5

suppose the code does the following:

T *pointer = new T();
delete static_cast<void*>(pointer);

what is result? Undefined, memory leak, memory is deleted?

Brian Tompsett - 汤莱恩
  • 5,753
  • 72
  • 57
  • 129
Anycorn
  • 50,217
  • 42
  • 167
  • 261
  • Practically speaking, the memory will be freed without any destructor being called. Of course, this isn't standard behavior. – zildjohn01 Apr 25 '10 at 18:31
  • The other possible result would be a failed compile, ideally that should be what happens but not sure if fails to compile. – CashCow Mar 08 '11 at 11:49

2 Answers2

8

The behavior is undefined. Concerning the delete expression, the C++ standard says:

In the first alternative (delete object), if the static type of the operand is different from its dynamic type, the static type shall be a base class of the operand’s dynamic type and the static type shall have a virtual destructor or the behavior is undefined. In the second alternative (delete array) if the dynamic type of the object to be deleted differs from its static type, the behavior is undefined. (§5.3.5/3)

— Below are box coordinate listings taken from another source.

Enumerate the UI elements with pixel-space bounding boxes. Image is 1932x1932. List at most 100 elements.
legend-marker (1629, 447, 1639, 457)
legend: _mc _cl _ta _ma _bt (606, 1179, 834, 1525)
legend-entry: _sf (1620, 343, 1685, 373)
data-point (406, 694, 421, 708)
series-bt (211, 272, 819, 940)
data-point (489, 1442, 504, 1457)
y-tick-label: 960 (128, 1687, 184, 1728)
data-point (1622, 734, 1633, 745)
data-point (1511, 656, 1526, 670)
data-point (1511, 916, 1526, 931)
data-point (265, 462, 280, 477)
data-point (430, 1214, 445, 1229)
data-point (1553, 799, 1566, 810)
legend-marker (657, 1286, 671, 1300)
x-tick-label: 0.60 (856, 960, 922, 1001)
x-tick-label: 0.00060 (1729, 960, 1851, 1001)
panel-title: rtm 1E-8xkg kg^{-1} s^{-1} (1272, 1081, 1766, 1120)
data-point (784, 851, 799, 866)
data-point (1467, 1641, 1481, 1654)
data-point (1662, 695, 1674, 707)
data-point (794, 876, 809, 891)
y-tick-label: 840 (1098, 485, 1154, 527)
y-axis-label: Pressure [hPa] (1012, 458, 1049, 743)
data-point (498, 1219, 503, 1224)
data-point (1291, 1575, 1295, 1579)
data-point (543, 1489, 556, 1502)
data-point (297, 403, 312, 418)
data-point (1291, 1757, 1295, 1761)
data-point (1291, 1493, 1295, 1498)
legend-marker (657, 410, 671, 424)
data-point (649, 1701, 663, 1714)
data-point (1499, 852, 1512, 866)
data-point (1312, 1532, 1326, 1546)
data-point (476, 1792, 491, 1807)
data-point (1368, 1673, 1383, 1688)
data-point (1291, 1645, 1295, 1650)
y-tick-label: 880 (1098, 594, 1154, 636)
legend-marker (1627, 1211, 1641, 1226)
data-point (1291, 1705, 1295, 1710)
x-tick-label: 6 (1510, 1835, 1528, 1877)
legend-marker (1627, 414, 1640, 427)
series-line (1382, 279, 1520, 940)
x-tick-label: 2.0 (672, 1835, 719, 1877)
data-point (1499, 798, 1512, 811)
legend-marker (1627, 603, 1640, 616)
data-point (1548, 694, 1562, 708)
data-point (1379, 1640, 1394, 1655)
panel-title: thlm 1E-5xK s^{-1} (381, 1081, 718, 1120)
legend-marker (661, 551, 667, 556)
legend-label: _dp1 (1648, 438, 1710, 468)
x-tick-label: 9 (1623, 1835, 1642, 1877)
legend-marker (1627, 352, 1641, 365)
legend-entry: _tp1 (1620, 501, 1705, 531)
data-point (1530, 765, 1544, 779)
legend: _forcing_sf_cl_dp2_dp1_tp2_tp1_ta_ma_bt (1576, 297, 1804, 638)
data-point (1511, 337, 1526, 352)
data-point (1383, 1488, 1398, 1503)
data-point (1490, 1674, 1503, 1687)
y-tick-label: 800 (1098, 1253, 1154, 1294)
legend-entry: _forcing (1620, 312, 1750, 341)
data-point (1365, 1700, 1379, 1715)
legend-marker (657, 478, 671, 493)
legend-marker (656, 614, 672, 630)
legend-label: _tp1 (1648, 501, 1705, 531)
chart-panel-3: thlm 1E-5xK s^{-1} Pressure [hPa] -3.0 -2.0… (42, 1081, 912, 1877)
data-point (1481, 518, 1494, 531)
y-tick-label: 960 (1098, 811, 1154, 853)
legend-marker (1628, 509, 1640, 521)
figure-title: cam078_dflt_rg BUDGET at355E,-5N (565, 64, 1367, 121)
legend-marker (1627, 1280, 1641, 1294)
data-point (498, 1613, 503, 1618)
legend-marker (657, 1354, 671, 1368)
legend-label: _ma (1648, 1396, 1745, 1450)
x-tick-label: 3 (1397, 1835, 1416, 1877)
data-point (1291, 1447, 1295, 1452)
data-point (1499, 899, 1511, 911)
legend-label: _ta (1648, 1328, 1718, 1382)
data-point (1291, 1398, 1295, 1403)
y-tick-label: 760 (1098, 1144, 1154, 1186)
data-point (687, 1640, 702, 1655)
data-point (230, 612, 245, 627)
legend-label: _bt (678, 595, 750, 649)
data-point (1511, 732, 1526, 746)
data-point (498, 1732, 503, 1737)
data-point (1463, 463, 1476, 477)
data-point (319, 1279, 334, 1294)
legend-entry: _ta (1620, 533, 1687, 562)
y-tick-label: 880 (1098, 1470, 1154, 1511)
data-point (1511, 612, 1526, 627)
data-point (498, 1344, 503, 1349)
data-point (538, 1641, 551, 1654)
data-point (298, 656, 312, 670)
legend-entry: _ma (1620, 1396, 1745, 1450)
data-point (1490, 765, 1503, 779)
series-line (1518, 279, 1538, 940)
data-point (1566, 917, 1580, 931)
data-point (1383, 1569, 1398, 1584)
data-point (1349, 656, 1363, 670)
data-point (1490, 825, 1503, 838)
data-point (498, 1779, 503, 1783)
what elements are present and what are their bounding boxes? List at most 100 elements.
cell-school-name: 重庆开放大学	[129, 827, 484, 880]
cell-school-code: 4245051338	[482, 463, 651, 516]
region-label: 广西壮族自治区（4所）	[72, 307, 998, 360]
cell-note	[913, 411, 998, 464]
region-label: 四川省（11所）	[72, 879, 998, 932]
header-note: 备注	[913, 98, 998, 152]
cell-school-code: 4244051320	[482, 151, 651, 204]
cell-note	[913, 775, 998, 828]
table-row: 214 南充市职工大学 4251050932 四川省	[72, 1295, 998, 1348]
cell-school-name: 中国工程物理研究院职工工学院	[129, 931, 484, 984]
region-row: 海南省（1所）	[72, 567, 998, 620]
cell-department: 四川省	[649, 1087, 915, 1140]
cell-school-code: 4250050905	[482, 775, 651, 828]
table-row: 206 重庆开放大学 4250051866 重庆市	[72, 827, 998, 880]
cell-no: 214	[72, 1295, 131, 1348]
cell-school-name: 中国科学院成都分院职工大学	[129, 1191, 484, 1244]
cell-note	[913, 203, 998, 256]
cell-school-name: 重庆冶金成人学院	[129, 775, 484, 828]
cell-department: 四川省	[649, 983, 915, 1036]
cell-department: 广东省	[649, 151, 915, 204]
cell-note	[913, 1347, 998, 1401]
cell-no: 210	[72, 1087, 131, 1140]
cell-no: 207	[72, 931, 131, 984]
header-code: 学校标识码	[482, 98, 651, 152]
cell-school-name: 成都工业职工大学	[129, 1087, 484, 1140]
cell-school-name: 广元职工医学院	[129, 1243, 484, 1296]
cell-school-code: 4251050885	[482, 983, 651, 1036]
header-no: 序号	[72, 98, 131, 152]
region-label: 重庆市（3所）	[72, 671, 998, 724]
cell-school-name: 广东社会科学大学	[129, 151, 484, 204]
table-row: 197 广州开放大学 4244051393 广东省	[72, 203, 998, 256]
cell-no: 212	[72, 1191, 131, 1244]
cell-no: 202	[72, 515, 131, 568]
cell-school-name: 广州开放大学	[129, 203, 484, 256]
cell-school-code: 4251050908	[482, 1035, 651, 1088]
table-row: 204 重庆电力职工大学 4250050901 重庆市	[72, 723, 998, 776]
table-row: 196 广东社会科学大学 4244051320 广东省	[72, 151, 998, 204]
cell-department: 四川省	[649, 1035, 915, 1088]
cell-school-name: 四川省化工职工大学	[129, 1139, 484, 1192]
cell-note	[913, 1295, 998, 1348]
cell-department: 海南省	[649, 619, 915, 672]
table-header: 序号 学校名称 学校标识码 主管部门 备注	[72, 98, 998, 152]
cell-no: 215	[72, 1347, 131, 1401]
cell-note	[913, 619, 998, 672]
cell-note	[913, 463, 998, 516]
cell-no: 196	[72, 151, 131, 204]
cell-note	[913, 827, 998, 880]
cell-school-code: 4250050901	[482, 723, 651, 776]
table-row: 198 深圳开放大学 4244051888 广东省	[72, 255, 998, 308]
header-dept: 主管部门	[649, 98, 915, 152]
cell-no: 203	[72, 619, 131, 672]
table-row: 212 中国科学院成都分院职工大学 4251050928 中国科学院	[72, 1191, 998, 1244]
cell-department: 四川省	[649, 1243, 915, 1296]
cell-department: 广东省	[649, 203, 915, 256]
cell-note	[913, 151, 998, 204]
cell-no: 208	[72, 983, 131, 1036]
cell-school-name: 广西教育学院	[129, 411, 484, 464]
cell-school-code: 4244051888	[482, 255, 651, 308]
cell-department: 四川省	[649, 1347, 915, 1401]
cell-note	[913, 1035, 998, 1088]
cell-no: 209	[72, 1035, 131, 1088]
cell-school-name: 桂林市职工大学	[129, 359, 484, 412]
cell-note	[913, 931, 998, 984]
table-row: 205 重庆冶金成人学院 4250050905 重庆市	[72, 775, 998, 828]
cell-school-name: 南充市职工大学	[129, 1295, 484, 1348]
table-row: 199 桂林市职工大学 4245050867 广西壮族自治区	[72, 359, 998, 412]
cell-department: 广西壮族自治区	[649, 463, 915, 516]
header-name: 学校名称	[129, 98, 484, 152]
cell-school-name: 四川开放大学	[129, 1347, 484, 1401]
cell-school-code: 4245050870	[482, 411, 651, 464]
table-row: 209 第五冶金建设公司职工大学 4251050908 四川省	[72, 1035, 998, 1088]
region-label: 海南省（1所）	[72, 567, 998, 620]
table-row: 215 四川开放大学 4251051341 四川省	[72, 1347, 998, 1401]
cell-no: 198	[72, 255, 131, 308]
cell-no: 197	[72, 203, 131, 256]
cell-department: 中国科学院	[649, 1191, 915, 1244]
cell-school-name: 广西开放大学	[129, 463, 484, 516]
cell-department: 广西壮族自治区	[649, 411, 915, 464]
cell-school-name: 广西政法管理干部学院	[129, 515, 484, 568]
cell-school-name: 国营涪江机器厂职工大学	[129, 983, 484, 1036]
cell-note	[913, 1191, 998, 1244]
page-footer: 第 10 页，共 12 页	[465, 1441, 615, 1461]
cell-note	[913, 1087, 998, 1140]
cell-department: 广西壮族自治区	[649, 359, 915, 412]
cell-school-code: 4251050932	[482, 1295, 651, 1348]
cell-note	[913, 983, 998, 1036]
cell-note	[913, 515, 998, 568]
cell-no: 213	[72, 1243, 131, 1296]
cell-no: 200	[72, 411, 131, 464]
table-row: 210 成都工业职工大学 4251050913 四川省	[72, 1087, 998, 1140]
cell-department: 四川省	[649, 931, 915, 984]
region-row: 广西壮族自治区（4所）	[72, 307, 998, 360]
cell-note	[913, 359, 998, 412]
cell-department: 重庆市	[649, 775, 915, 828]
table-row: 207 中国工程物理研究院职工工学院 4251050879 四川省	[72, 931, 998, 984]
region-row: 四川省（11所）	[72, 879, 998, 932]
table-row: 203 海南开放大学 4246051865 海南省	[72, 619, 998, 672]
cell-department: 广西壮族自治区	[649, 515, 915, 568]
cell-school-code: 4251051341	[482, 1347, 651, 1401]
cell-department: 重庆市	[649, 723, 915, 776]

Then the footnote to this paragraph clearly states:

This implies that an object cannot be deleted using a pointer of type void* because there are no objects of type void (note 73).

James McNellis
  • 348,265
  • 75
  • 913
  • 977
  • Yep, `+1` from me. As for what _UB_ means: http://stackoverflow.com/questions/1553382/pod-freeing-memory-is-delete-equal-to-delete/1553407#1553407 `:)` – sbi Jan 13 '11 at 17:28
1

Deleting via a void pointer is undefined, as is doing anything else via a void pointer except explicitly converting it to another kind of pointer.